Nice, I'll be getting this one too. I missed it in the theaters.


----------



## gorb (Sep 5, 2010)

Thanks for the review. I will probably pick this up too. Fun movie. Totally over the top and ridiculous which is perfectly fine with me


----------



## Jon Liu (May 21, 2007)

Thanks for the review, Dale!! I absolutely had a blast with this one in the theaters. In fact, I think this is my favorite of the franchise thus far. I will be buying this one for sure.


----------



## BadOrange (Jun 6, 2011)

Thanks for the review. I have seen a couple of them but not any of the more recent. May have to check this one out.


----------



## tylerlovely2006 (Apr 13, 2011)

thought this movie was great i watched it at like 60 volume and my system just took every thing that the move had. I'm so amazed by the sound and video quality of this move defiantly a great movie to ad to my collection!!!


----------



## Dwight Angus (Dec 17, 2007)

I ended up renting this one but definitely will buy it and add to the collection. Really enjoyed it. Video was good but Audio was top tier.


----------



## Jon Liu (May 21, 2007)

Watched this one twice since I purchased the disc and had just as much fun both times as I did when I originally saw it in theaters.


----------



## HomeTeam (Jan 10, 2008)

gorb said:


> Thanks for the review. I will probably pick this up too. Fun movie. Totally over the top and ridiculous which is perfectly fine with me


I thought the same thing. So crazy and ridiculous but so much fun. It definitely became my favorite movie of the year so far. Great to hear the disc is a must buy, can't wait to buy it.


----------



## Todd Anderson (Jul 24, 2009)

I just finished watching fast five. Have to agree with Dale, the audio was well presented. Very smooth and well put together. There were times I was left wanted a little more impact - but overall, a great mix! Same goes for the video quality --- the clarity of the film was great. There were times it looked as if the rock's sweat was dripping into our room!

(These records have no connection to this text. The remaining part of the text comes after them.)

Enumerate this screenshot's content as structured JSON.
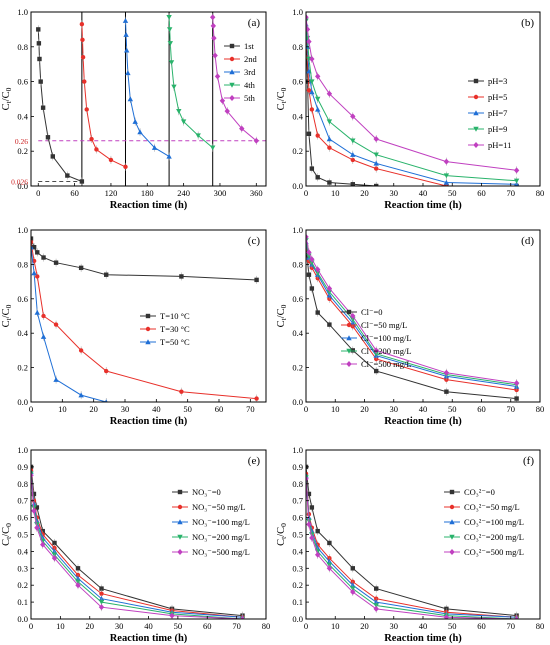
{
  "chart_data": [
    {
      "id": "a",
      "type": "line",
      "panel_label": "(a)",
      "xlabel": "Reaction time (h)",
      "ylabel_main": "C",
      "ylabel_sub1": "t",
      "ylabel_mid": "/C",
      "ylabel_sub2": "0",
      "xlim": [
        -12,
        376
      ],
      "ylim": [
        0,
        1.0
      ],
      "xticks": [
        0,
        60,
        120,
        180,
        240,
        300,
        360
      ],
      "yticks": [
        0.0,
        0.2,
        0.4,
        0.6,
        0.8,
        1.0
      ],
      "ytick_decimals": 1,
      "vlines": [
        72,
        144,
        216,
        288
      ],
      "hlines": [
        {
          "y": 0.26,
          "color": "#c040c0",
          "dash": "4,3",
          "from": 0,
          "to": 376
        },
        {
          "y": 0.026,
          "color": "#333333",
          "dash": "4,3",
          "from": 0,
          "to": 72
        }
      ],
      "annotations": [
        {
          "text": "0.26",
          "x": -12,
          "y": 0.26,
          "color": "#cc2222"
        },
        {
          "text": "0.026",
          "x": -12,
          "y": 0.026,
          "color": "#cc2222"
        }
      ],
      "legend_position": "right",
      "series": [
        {
          "name": "1st",
          "color": "#333333",
          "marker": "square",
          "x": [
            0,
            1,
            2,
            4,
            8,
            16,
            24,
            48,
            72
          ],
          "y": [
            0.9,
            0.82,
            0.73,
            0.6,
            0.45,
            0.28,
            0.17,
            0.06,
            0.026
          ]
        },
        {
          "name": "2nd",
          "color": "#e8302a",
          "marker": "circle",
          "x": [
            72,
            73,
            74,
            76,
            80,
            88,
            96,
            120,
            144
          ],
          "y": [
            0.93,
            0.84,
            0.74,
            0.6,
            0.44,
            0.27,
            0.21,
            0.15,
            0.11
          ]
        },
        {
          "name": "3rd",
          "color": "#1f6fd6",
          "marker": "triangle",
          "x": [
            144,
            145,
            146,
            148,
            152,
            160,
            168,
            192,
            216
          ],
          "y": [
            0.95,
            0.87,
            0.78,
            0.65,
            0.5,
            0.37,
            0.31,
            0.22,
            0.17
          ]
        },
        {
          "name": "4th",
          "color": "#29b36b",
          "marker": "triangle-down",
          "x": [
            216,
            217,
            218,
            220,
            224,
            232,
            240,
            264,
            288
          ],
          "y": [
            0.97,
            0.9,
            0.82,
            0.71,
            0.57,
            0.43,
            0.37,
            0.29,
            0.22
          ]
        },
        {
          "name": "5th",
          "color": "#c040c0",
          "marker": "diamond",
          "x": [
            288,
            289,
            290,
            292,
            296,
            304,
            312,
            336,
            360
          ],
          "y": [
            0.97,
            0.92,
            0.85,
            0.75,
            0.63,
            0.49,
            0.43,
            0.33,
            0.26
          ]
        }
      ]
    },
    {
      "id": "b",
      "type": "line",
      "panel_label": "(b)",
      "xlabel": "Reaction time (h)",
      "ylabel_main": "C",
      "ylabel_sub1": "t",
      "ylabel_mid": "/C",
      "ylabel_sub2": "0",
      "xlim": [
        0,
        80
      ],
      "ylim": [
        0,
        1.0
      ],
      "xticks": [
        0,
        10,
        20,
        30,
        40,
        50,
        60,
        70,
        80
      ],
      "yticks": [
        0.0,
        0.2,
        0.4,
        0.6,
        0.8,
        1.0
      ],
      "ytick_decimals": 1,
      "legend_position": "right",
      "series": [
        {
          "name": "pH=3",
          "color": "#333333",
          "marker": "square",
          "x": [
            0,
            0.5,
            1,
            2,
            4,
            8,
            16,
            24,
            48,
            72
          ],
          "y": [
            0.9,
            0.6,
            0.3,
            0.1,
            0.05,
            0.02,
            0.01,
            0.0,
            0.0,
            0.0
          ]
        },
        {
          "name": "pH=5",
          "color": "#e8302a",
          "marker": "circle",
          "x": [
            0,
            0.5,
            1,
            2,
            4,
            8,
            16,
            24,
            48,
            72
          ],
          "y": [
            0.9,
            0.74,
            0.55,
            0.44,
            0.29,
            0.22,
            0.15,
            0.1,
            0.0,
            0.0
          ]
        },
        {
          "name": "pH=7",
          "color": "#1f6fd6",
          "marker": "triangle",
          "x": [
            0,
            0.5,
            1,
            2,
            4,
            8,
            16,
            24,
            48,
            72
          ],
          "y": [
            0.93,
            0.8,
            0.66,
            0.54,
            0.44,
            0.27,
            0.18,
            0.13,
            0.02,
            0.01
          ]
        },
        {
          "name": "pH=9",
          "color": "#29b36b",
          "marker": "triangle-down",
          "x": [
            0,
            0.5,
            1,
            2,
            4,
            8,
            16,
            24,
            48,
            72
          ],
          "y": [
            0.95,
            0.85,
            0.73,
            0.6,
            0.5,
            0.37,
            0.26,
            0.18,
            0.06,
            0.03
          ]
        },
        {
          "name": "pH=11",
          "color": "#c040c0",
          "marker": "diamond",
          "x": [
            0,
            0.5,
            1,
            2,
            4,
            8,
            16,
            24,
            48,
            72
          ],
          "y": [
            0.97,
            0.9,
            0.83,
            0.73,
            0.63,
            0.53,
            0.4,
            0.27,
            0.14,
            0.09
          ]
        }
      ]
    },
    {
      "id": "c",
      "type": "line",
      "panel_label": "(c)",
      "xlabel": "Reaction time (h)",
      "ylabel_main": "C",
      "ylabel_sub1": "t",
      "ylabel_mid": "/C",
      "ylabel_sub2": "0",
      "xlim": [
        0,
        75
      ],
      "ylim": [
        0,
        1.0
      ],
      "xticks": [
        0,
        10,
        20,
        30,
        40,
        50,
        60,
        70
      ],
      "yticks": [
        0.0,
        0.2,
        0.4,
        0.6,
        0.8,
        1.0
      ],
      "ytick_decimals": 1,
      "legend_position": "center",
      "series": [
        {
          "name": "T=10 °C",
          "color": "#333333",
          "marker": "square",
          "x": [
            0,
            1,
            2,
            4,
            8,
            16,
            24,
            48,
            72
          ],
          "y": [
            0.95,
            0.9,
            0.87,
            0.84,
            0.81,
            0.78,
            0.74,
            0.73,
            0.71
          ]
        },
        {
          "name": "T=30 °C",
          "color": "#e8302a",
          "marker": "circle",
          "x": [
            0,
            1,
            2,
            4,
            8,
            16,
            24,
            48,
            72
          ],
          "y": [
            0.93,
            0.82,
            0.73,
            0.5,
            0.45,
            0.3,
            0.18,
            0.06,
            0.02
          ]
        },
        {
          "name": "T=50 °C",
          "color": "#1f6fd6",
          "marker": "triangle",
          "x": [
            0,
            1,
            2,
            4,
            8,
            16,
            24
          ],
          "y": [
            0.9,
            0.75,
            0.52,
            0.38,
            0.13,
            0.04,
            0.0
          ]
        }
      ]
    },
    {
      "id": "d",
      "type": "line",
      "panel_label": "(d)",
      "xlabel": "Reaction time (h)",
      "ylabel_main": "C",
      "ylabel_sub1": "t",
      "ylabel_mid": "/C",
      "ylabel_sub2": "0",
      "xlim": [
        0,
        80
      ],
      "ylim": [
        0,
        1.0
      ],
      "xticks": [
        0,
        10,
        20,
        30,
        40,
        50,
        60,
        70,
        80
      ],
      "yticks": [
        0.0,
        0.2,
        0.4,
        0.6,
        0.8,
        1.0
      ],
      "ytick_decimals": 1,
      "legend_position": "center-left",
      "series": [
        {
          "name": "Cl⁻=0",
          "color": "#333333",
          "marker": "square",
          "x": [
            0,
            1,
            2,
            4,
            8,
            16,
            24,
            48,
            72
          ],
          "y": [
            0.9,
            0.74,
            0.66,
            0.52,
            0.45,
            0.3,
            0.18,
            0.06,
            0.02
          ]
        },
        {
          "name": "Cl⁻=50 mg/L",
          "color": "#e8302a",
          "marker": "circle",
          "x": [
            0,
            1,
            2,
            4,
            8,
            16,
            24,
            48,
            72
          ],
          "y": [
            0.92,
            0.82,
            0.78,
            0.72,
            0.6,
            0.44,
            0.25,
            0.13,
            0.07
          ]
        },
        {
          "name": "Cl⁻=100 mg/L",
          "color": "#1f6fd6",
          "marker": "triangle",
          "x": [
            0,
            1,
            2,
            4,
            8,
            16,
            24,
            48,
            72
          ],
          "y": [
            0.93,
            0.84,
            0.8,
            0.74,
            0.62,
            0.46,
            0.27,
            0.15,
            0.09
          ]
        },
        {
          "name": "Cl⁻=200 mg/L",
          "color": "#29b36b",
          "marker": "triangle-down",
          "x": [
            0,
            1,
            2,
            4,
            8,
            16,
            24,
            48,
            72
          ],
          "y": [
            0.94,
            0.85,
            0.81,
            0.75,
            0.64,
            0.48,
            0.28,
            0.16,
            0.1
          ]
        },
        {
          "name": "Cl⁻=500 mg/L",
          "color": "#c040c0",
          "marker": "diamond",
          "x": [
            0,
            1,
            2,
            4,
            8,
            16,
            24,
            48,
            72
          ],
          "y": [
            0.96,
            0.87,
            0.83,
            0.77,
            0.66,
            0.5,
            0.3,
            0.17,
            0.11
          ]
        }
      ]
    },
    {
      "id": "e",
      "type": "line",
      "panel_label": "(e)",
      "xlabel": "Reaction time (h)",
      "ylabel_main": "C",
      "ylabel_sub1": "t",
      "ylabel_mid": "/C",
      "ylabel_sub2": "0",
      "xlim": [
        0,
        80
      ],
      "ylim": [
        0,
        1.0
      ],
      "xticks": [
        0,
        10,
        20,
        30,
        40,
        50,
        60,
        70,
        80
      ],
      "yticks": [
        0.0,
        0.1,
        0.2,
        0.3,
        0.4,
        0.5,
        0.6,
        0.7,
        0.8,
        0.9,
        1.0
      ],
      "ytick_decimals": 1,
      "legend_position": "center-right",
      "series": [
        {
          "name": "NO₃⁻=0",
          "color": "#333333",
          "marker": "square",
          "x": [
            0,
            1,
            2,
            4,
            8,
            16,
            24,
            48,
            72
          ],
          "y": [
            0.9,
            0.74,
            0.66,
            0.52,
            0.45,
            0.3,
            0.18,
            0.06,
            0.02
          ]
        },
        {
          "name": "NO₃⁻=50 mg/L",
          "color": "#e8302a",
          "marker": "circle",
          "x": [
            0,
            1,
            2,
            4,
            8,
            16,
            24,
            48,
            72
          ],
          "y": [
            0.88,
            0.7,
            0.6,
            0.5,
            0.42,
            0.26,
            0.15,
            0.05,
            0.01
          ]
        },
        {
          "name": "NO₃⁻=100 mg/L",
          "color": "#1f6fd6",
          "marker": "triangle",
          "x": [
            0,
            1,
            2,
            4,
            8,
            16,
            24,
            48,
            72
          ],
          "y": [
            0.87,
            0.68,
            0.58,
            0.48,
            0.4,
            0.24,
            0.12,
            0.04,
            0.01
          ]
        },
        {
          "name": "NO₃⁻=200 mg/L",
          "color": "#29b36b",
          "marker": "triangle-down",
          "x": [
            0,
            1,
            2,
            4,
            8,
            16,
            24,
            48,
            72
          ],
          "y": [
            0.86,
            0.66,
            0.56,
            0.46,
            0.38,
            0.22,
            0.1,
            0.03,
            0.0
          ]
        },
        {
          "name": "NO₃⁻=500 mg/L",
          "color": "#c040c0",
          "marker": "diamond",
          "x": [
            0,
            1,
            2,
            4,
            8,
            16,
            24,
            48,
            72
          ],
          "y": [
            0.85,
            0.64,
            0.54,
            0.44,
            0.36,
            0.2,
            0.07,
            0.02,
            0.0
          ]
        }
      ]
    },
    {
      "id": "f",
      "type": "line",
      "panel_label": "(f)",
      "xlabel": "Reaction time (h)",
      "ylabel_main": "C",
      "ylabel_sub1": "t",
      "ylabel_mid": "/C",
      "ylabel_sub2": "0",
      "xlim": [
        0,
        80
      ],
      "ylim": [
        0,
        1.0
      ],
      "xticks": [
        0,
        10,
        20,
        30,
        40,
        50,
        60,
        70,
        80
      ],
      "yticks": [
        0.0,
        0.1,
        0.2,
        0.3,
        0.4,
        0.5,
        0.6,
        0.7,
        0.8,
        0.9,
        1.0
      ],
      "ytick_decimals": 1,
      "legend_position": "center-right",
      "series": [
        {
          "name": "CO₃²⁻=0",
          "color": "#333333",
          "marker": "square",
          "x": [
            0,
            1,
            2,
            4,
            8,
            16,
            24,
            48,
            72
          ],
          "y": [
            0.9,
            0.74,
            0.66,
            0.52,
            0.45,
            0.3,
            0.18,
            0.06,
            0.02
          ]
        },
        {
          "name": "CO₃²⁻=50 mg/L",
          "color": "#e8302a",
          "marker": "circle",
          "x": [
            0,
            1,
            2,
            4,
            8,
            16,
            24,
            48,
            72
          ],
          "y": [
            0.86,
            0.62,
            0.54,
            0.44,
            0.36,
            0.22,
            0.12,
            0.04,
            0.01
          ]
        },
        {
          "name": "CO₃²⁻=100 mg/L",
          "color": "#1f6fd6",
          "marker": "triangle",
          "x": [
            0,
            1,
            2,
            4,
            8,
            16,
            24,
            48,
            72
          ],
          "y": [
            0.85,
            0.6,
            0.52,
            0.42,
            0.34,
            0.2,
            0.1,
            0.03,
            0.01
          ]
        },
        {
          "name": "CO₃²⁻=200 mg/L",
          "color": "#29b36b",
          "marker": "triangle-down",
          "x": [
            0,
            1,
            2,
            4,
            8,
            16,
            24,
            48,
            72
          ],
          "y": [
            0.84,
            0.58,
            0.5,
            0.4,
            0.32,
            0.18,
            0.08,
            0.02,
            0.0
          ]
        },
        {
          "name": "CO₃²⁻=500 mg/L",
          "color": "#c040c0",
          "marker": "diamond",
          "x": [
            0,
            1,
            2,
            4,
            8,
            16,
            24,
            48,
            72
          ],
          "y": [
            0.83,
            0.56,
            0.48,
            0.38,
            0.3,
            0.16,
            0.06,
            0.01,
            0.0
          ]
        }
      ]
    }
  ]
}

I thought the story was decent - not great (but everyone has their sweet spots ;-) - but definitely fun and very entertaining. I'd have to agree with everyone that this movie is a good one to put on your list. Not sure if I'll keep it as a permanent resident in my collection ... I think I'll give it one more watch before I decide that! ;-)


----------



## d12d (Dec 21, 2011)

I think this movie was good. I originally had no intentions of watching this after the last few in the series. However this is probably the best in the series. There are a few things that are a little bit of a stretch in this movie but it is a fun movie to watch. Recommended watch 7/10.


----------



## kcnitro07 (Feb 15, 2012)

I absolutely love the bass produced by the grenade explosion! Other than that its meh.


----------



## moparz10 (Sep 21, 2010)

Great review dale ! thanks definitley on my short-list


----------